Ein Blick in die Prüflabore von iwis – und was das für den Aftermarket bedeutet.
Steuerketten arbeiten im Verborgenen – und sind doch entscheidend für die Lebensdauer eines Motors. Ein Blick in die Prüflabore von iwis zeigt, welcher Aufwand hinter der Zuverlässigkeit einer iwis-Steuerkette steckt – und warum diese Qualität auch im Aftermarket eine zentrale Rolle spielt.
Seit den späten 1930er-Jahren produziert iwis in München Steuerketten. Über Jahrzehnte ist dabei ein tiefes Verständnis für den Steuertrieb entstanden. Dieses Know-how fließt heute nicht nur in die Erstausrüstung, sondern gezielt auch in Ersatzteile für den Aftermarket.


Moderne Motoren stellen deutlich höhere Anforderungen als früher. Leichtere Simplexketten ersetzen robuste Duplexketten, um Reibung und Gewicht zu reduzieren. Gleichzeitig steigen Belastungen durch höhere Einspritzdrücke und geringere Öldrücke. Das macht präzise gefertigte Komponenten unverzichtbar – besonders im Ersatzteilgeschäft, wo Passgenauigkeit und Qualität über die Dauerhaltbarkeit entscheiden.

Präzision und Prüfung als Basis für den Aftermarket
Eine zentrale Größe ist die Längung der Kette durch Verschleiß. Sie darf maximal 0,5 Prozent betragen. Um diese engen Toleranzen einzuhalten, prüft iwis jede Charge mit automatisierten Messsystemen im Mikrometerbereich. Im Aftermarket stehen Ersatzteile für dieselben hohen Standards wie Serienkomponenten.

Neben der Maßhaltigkeit wird auch die Belastbarkeit der Ketten intensiv getestet. Prüfstände simulieren millionenfache Lastwechsel, während Zugversuche die Belastungsgrenzen bestimmen. Dauerlauftests zeigen: Unter optimalen Bedingungen erreichen Steuerketten mehrere tausend Betriebsstunden. Doch Verunreinigungen im Motoröl – etwa durch Kurzstreckenbetrieb – können die Lebensdauer drastisch verkürzen.
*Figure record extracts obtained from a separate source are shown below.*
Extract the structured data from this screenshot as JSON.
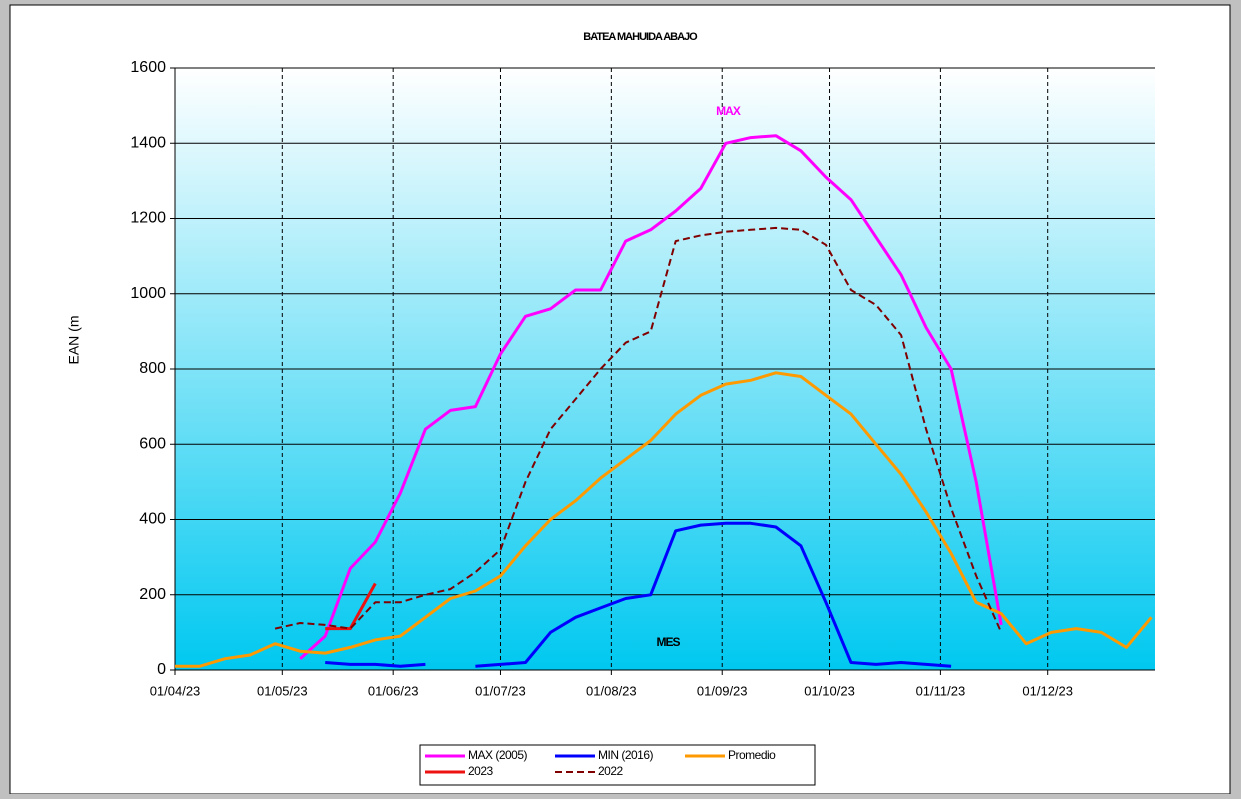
{
  "chart_data": {
    "type": "line",
    "title": "BATEA MAHUIDA ABAJO",
    "y_label": "EAN (m",
    "annotations": [
      "MAX",
      "MES"
    ],
    "x": [
      "01/04/23",
      "08/04/23",
      "15/04/23",
      "22/04/23",
      "29/04/23",
      "06/05/23",
      "13/05/23",
      "20/05/23",
      "27/05/23",
      "03/06/23",
      "10/06/23",
      "17/06/23",
      "24/06/23",
      "01/07/23",
      "08/07/23",
      "15/07/23",
      "22/07/23",
      "29/07/23",
      "05/08/23",
      "12/08/23",
      "19/08/23",
      "26/08/23",
      "02/09/23",
      "09/09/23",
      "16/09/23",
      "23/09/23",
      "30/09/23",
      "07/10/23",
      "14/10/23",
      "21/10/23",
      "28/10/23",
      "04/11/23",
      "11/11/23",
      "18/11/23",
      "25/11/23",
      "02/12/23",
      "09/12/23",
      "16/12/23",
      "23/12/23",
      "30/12/23"
    ],
    "series": [
      {
        "name": "MAX (2005)",
        "color": "#ff00ff",
        "dash": false,
        "values": [
          null,
          null,
          null,
          null,
          null,
          30,
          90,
          270,
          340,
          470,
          640,
          690,
          700,
          840,
          940,
          960,
          1010,
          1010,
          1140,
          1170,
          1220,
          1280,
          1400,
          1415,
          1420,
          1380,
          1310,
          1250,
          1150,
          1050,
          910,
          800,
          500,
          120,
          null,
          null,
          null,
          null,
          null,
          null
        ]
      },
      {
        "name": "MIN (2016)",
        "color": "#0000ff",
        "dash": false,
        "values": [
          null,
          null,
          null,
          null,
          null,
          null,
          20,
          15,
          15,
          10,
          15,
          null,
          10,
          15,
          20,
          100,
          140,
          165,
          190,
          200,
          370,
          385,
          390,
          390,
          380,
          330,
          180,
          20,
          15,
          20,
          15,
          10,
          null,
          null,
          null,
          null,
          null,
          null,
          null,
          null
        ]
      },
      {
        "name": "Promedio",
        "color": "#ff9900",
        "dash": false,
        "values": [
          10,
          10,
          30,
          40,
          70,
          50,
          45,
          60,
          80,
          90,
          140,
          190,
          210,
          250,
          330,
          400,
          450,
          510,
          560,
          610,
          680,
          730,
          760,
          770,
          790,
          780,
          730,
          680,
          600,
          520,
          420,
          310,
          180,
          150,
          70,
          100,
          110,
          100,
          60,
          140
        ]
      },
      {
        "name": "2023",
        "color": "#ee1111",
        "dash": false,
        "values": [
          null,
          null,
          null,
          null,
          null,
          null,
          110,
          110,
          230,
          null,
          null,
          null,
          null,
          null,
          null,
          null,
          null,
          null,
          null,
          null,
          null,
          null,
          null,
          null,
          null,
          null,
          null,
          null,
          null,
          null,
          null,
          null,
          null,
          null,
          null,
          null,
          null,
          null,
          null,
          null
        ]
      },
      {
        "name": "2022",
        "color": "#800000",
        "dash": true,
        "values": [
          null,
          null,
          null,
          null,
          110,
          125,
          120,
          110,
          180,
          180,
          200,
          215,
          260,
          320,
          500,
          640,
          720,
          800,
          870,
          900,
          1140,
          1155,
          1165,
          1170,
          1175,
          1170,
          1130,
          1010,
          970,
          890,
          640,
          430,
          250,
          100,
          null,
          null,
          null,
          null,
          null,
          null
        ]
      }
    ],
    "xlim": [
      "01/04/23",
      "31/12/23"
    ],
    "xticks": [
      "01/04/23",
      "01/05/23",
      "01/06/23",
      "01/07/23",
      "01/08/23",
      "01/09/23",
      "01/10/23",
      "01/11/23",
      "01/12/23"
    ],
    "ylim": [
      0,
      1600
    ],
    "yticks": [
      0,
      200,
      400,
      600,
      800,
      1000,
      1200,
      1400,
      1600
    ],
    "grid": true
  }
}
Neben der Bauteilqualität beeinflussen daher auch Wartung und Ölzustand die Haltbarkeit. Regelmäßige Ölwechsel und der Einsatz hochwertiger Ersatzteile sind entscheidend, um die Performance moderner Motoren langfristig zu sichern.
Die Präzision aus dem Prüflabor endet also nicht in der Produktion – sie setzt sich im Aftermarket fort: bei jeder Wartung, jeder Reparatur und jeder Entscheidung für Qualität.